Suzanne медленно опустилась на колени и мокрыми, покрасневшими от холода руками обняла крест, на котором висел старый увядший венок сирени. Мерно гудели, словно бредили сосны, трепетали длинные мокрые листья ивняка у изгороди, точно бились в испуге. Варваре Сергеевне было холодно, мелкий озноб пробивал ее насквозь.
– Эти папиросы… дрожа сказала Suzanne… – я готовила себе… Я хотела умереть. Умер он…
Молчала Варвара Сергеевна. Suzanne с мольбою смотрела на нее. Она ждала проклятий, упреков. Молчание было страшнее всего. Варвара Сергеевна вгляделась в лицо Suzanne и ужаснулась. Горе съело ее последнюю молодость. Пожелтевшее лицо было страшно своею худобою, на голой шее резко выдавались жилы, и скулы тяжело висели над нею. Из-под маленькой черной шляпы космами выбивались черные волосы, и Варваре Сергеевне показалось, что седина пробила их. Большие миндалевидные глаза опухли и смотрели мутно. Варвара Сергеевна вздохнула и молча опустила голову.
– О, говорите! Скажите мне что-нибудь! – ломая руки, воскликнула Suzanne. – Если бы вы знали, как я любила его!.. Какая тоска на сердце! Я ничего не могу делать… Да… это я… я дала ему папиросы… Он знал, что они отравлены… С самой Пасхи он все думал покончить с собою… Тяготился жизнью… Говорил о смерти.

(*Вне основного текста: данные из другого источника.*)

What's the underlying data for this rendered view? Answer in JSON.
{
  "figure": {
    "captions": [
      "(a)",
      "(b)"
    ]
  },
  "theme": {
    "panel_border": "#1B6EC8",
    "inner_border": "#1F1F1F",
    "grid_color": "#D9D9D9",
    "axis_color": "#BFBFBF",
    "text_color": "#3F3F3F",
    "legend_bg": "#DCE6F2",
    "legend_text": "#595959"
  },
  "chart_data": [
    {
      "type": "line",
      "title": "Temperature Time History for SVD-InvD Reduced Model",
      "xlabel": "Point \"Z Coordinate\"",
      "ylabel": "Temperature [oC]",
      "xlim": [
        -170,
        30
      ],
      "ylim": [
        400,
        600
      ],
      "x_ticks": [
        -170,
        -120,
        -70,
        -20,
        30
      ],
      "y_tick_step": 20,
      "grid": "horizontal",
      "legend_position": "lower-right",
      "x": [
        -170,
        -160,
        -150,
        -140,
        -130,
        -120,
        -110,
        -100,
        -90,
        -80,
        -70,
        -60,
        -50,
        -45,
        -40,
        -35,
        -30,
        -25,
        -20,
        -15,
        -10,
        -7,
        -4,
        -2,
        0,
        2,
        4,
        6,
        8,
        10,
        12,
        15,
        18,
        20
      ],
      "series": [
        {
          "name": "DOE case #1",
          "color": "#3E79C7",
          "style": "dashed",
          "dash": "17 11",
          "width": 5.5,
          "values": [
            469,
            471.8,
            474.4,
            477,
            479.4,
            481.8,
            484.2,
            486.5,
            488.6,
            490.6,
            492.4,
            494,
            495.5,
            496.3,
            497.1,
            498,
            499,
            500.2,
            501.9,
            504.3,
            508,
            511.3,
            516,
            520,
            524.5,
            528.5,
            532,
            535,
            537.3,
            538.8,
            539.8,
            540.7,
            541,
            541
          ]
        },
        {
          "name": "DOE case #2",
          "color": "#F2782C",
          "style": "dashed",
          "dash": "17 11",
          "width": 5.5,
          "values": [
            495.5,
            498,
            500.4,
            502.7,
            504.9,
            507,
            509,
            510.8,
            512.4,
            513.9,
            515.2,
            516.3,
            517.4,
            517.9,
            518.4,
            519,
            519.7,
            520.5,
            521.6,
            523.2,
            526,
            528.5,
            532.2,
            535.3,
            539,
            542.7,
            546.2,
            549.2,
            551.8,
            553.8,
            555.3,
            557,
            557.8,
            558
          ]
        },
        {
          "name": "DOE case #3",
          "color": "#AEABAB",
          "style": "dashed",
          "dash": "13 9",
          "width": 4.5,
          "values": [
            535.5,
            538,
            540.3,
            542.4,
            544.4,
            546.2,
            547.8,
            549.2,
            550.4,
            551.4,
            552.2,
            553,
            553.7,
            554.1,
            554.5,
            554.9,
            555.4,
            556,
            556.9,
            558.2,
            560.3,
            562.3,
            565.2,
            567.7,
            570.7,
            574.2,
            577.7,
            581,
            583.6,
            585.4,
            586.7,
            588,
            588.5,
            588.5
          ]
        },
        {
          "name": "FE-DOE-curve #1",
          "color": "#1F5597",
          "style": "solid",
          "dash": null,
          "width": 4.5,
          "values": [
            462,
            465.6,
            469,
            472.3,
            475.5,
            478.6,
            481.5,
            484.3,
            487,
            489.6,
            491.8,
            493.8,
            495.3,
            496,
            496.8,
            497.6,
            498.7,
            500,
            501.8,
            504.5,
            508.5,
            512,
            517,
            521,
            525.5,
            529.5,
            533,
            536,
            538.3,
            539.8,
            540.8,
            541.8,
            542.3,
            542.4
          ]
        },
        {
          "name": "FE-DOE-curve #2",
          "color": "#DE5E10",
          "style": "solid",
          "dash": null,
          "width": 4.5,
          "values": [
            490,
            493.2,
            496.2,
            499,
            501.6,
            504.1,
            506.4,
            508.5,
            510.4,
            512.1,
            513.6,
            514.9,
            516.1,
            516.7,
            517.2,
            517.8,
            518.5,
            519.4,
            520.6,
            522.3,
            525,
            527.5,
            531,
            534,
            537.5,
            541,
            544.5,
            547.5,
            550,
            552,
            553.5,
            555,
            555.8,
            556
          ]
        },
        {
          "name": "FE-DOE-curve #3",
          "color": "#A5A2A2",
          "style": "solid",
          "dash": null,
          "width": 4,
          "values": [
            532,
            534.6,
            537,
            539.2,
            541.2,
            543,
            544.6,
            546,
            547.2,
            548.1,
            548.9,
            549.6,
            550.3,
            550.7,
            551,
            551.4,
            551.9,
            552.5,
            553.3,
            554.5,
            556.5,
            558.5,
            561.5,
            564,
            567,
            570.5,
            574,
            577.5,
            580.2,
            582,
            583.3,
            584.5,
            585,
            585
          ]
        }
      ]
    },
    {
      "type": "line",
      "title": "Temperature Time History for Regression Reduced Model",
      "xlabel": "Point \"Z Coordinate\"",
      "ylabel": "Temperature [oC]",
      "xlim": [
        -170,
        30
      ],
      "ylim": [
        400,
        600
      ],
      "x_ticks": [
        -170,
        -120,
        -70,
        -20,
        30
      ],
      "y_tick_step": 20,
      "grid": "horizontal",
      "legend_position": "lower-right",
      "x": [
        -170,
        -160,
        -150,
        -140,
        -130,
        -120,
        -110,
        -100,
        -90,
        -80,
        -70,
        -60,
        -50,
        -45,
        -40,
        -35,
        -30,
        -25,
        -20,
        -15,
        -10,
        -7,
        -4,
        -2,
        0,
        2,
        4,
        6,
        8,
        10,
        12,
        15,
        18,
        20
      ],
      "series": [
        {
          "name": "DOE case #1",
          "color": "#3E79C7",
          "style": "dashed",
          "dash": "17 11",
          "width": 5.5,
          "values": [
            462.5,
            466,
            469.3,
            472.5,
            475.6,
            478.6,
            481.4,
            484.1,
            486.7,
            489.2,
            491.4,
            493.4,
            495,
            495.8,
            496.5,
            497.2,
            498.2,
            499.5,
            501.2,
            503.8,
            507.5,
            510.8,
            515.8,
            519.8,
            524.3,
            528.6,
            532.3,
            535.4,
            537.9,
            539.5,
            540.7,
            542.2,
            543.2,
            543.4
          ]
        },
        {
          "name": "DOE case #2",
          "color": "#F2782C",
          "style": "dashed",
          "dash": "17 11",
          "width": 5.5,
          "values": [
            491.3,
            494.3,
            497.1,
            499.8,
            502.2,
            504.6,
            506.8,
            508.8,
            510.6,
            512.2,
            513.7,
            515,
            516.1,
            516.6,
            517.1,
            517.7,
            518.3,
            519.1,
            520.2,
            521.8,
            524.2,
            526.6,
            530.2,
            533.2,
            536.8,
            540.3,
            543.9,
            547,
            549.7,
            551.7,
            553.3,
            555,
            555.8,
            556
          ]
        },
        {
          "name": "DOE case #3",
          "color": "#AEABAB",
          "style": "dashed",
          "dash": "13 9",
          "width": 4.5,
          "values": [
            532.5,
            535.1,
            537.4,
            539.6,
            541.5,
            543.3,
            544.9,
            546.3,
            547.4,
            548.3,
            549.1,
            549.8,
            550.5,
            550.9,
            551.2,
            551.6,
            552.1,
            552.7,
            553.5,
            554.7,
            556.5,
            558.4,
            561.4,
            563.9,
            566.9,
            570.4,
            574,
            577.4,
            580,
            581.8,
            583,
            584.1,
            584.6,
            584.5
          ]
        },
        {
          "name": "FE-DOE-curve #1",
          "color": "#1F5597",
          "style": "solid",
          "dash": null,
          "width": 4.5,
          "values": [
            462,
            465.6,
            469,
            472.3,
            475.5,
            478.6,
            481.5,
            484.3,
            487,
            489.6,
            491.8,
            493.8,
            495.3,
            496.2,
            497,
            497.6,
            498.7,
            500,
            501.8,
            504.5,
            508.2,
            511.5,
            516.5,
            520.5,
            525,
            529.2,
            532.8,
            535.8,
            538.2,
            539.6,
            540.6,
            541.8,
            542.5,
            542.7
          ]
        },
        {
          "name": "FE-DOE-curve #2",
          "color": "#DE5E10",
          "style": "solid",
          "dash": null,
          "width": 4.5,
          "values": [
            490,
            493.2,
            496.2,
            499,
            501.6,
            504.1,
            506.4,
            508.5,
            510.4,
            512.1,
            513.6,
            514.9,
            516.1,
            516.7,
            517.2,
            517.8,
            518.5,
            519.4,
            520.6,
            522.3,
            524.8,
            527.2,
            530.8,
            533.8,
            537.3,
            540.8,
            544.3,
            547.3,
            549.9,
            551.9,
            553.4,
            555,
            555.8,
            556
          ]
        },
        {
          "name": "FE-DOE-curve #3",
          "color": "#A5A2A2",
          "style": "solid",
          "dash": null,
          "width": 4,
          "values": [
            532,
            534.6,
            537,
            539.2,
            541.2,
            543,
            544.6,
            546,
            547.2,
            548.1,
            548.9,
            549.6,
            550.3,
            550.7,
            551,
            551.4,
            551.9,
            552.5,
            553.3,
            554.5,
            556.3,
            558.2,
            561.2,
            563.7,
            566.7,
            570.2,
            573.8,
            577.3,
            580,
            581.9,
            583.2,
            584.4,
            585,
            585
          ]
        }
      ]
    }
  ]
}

Как подкошенная упала на колени, на мокрый песок Варвара Сергеевна и приникла лицом к могильному холму. В трех аршинах от нее отделенное слоем земли и песка лежит то, что было Andre. Ей казалось, что она видит в темной земляной массе, среди корней, серебряный гроб, цветы на нем. Но под крышку гроба не смело заглянуть ее воображение.
"Andre, – думала она, – Andre, что же это такое, ты сам?.. Сам наложил на себя руки. Твоя душа томилась, искала выхода, она билась в теле, как птичка бьется в клетке, и ты не пришел ко мне посоветоваться. Ведь я мать твоя!"
Рядом глухо, как на исповеди, отрывочными отдельными словами бормотала Suzanne, рассказывая свою историю.
– Не знаю, как вышло… Он вернулся с экзамена возбужденный… Чего-то ждал… Мы устроили сеанс… Он повалил меня, стал раздевать… Я не противилась… Не понимала сама… Я так любила его… Потом отчаяние… На другой день он говорил мне жесткие, обидные слова… Я дала ему папиросы… Я виновата… Меня нельзя простить… Но… я не хотела. Вот что скажу вам… Не хотела!!
"Ты не пришел ко мне, Andre, – с болью в сердце повторяла Варвара Сергеевна… – Не пришел…"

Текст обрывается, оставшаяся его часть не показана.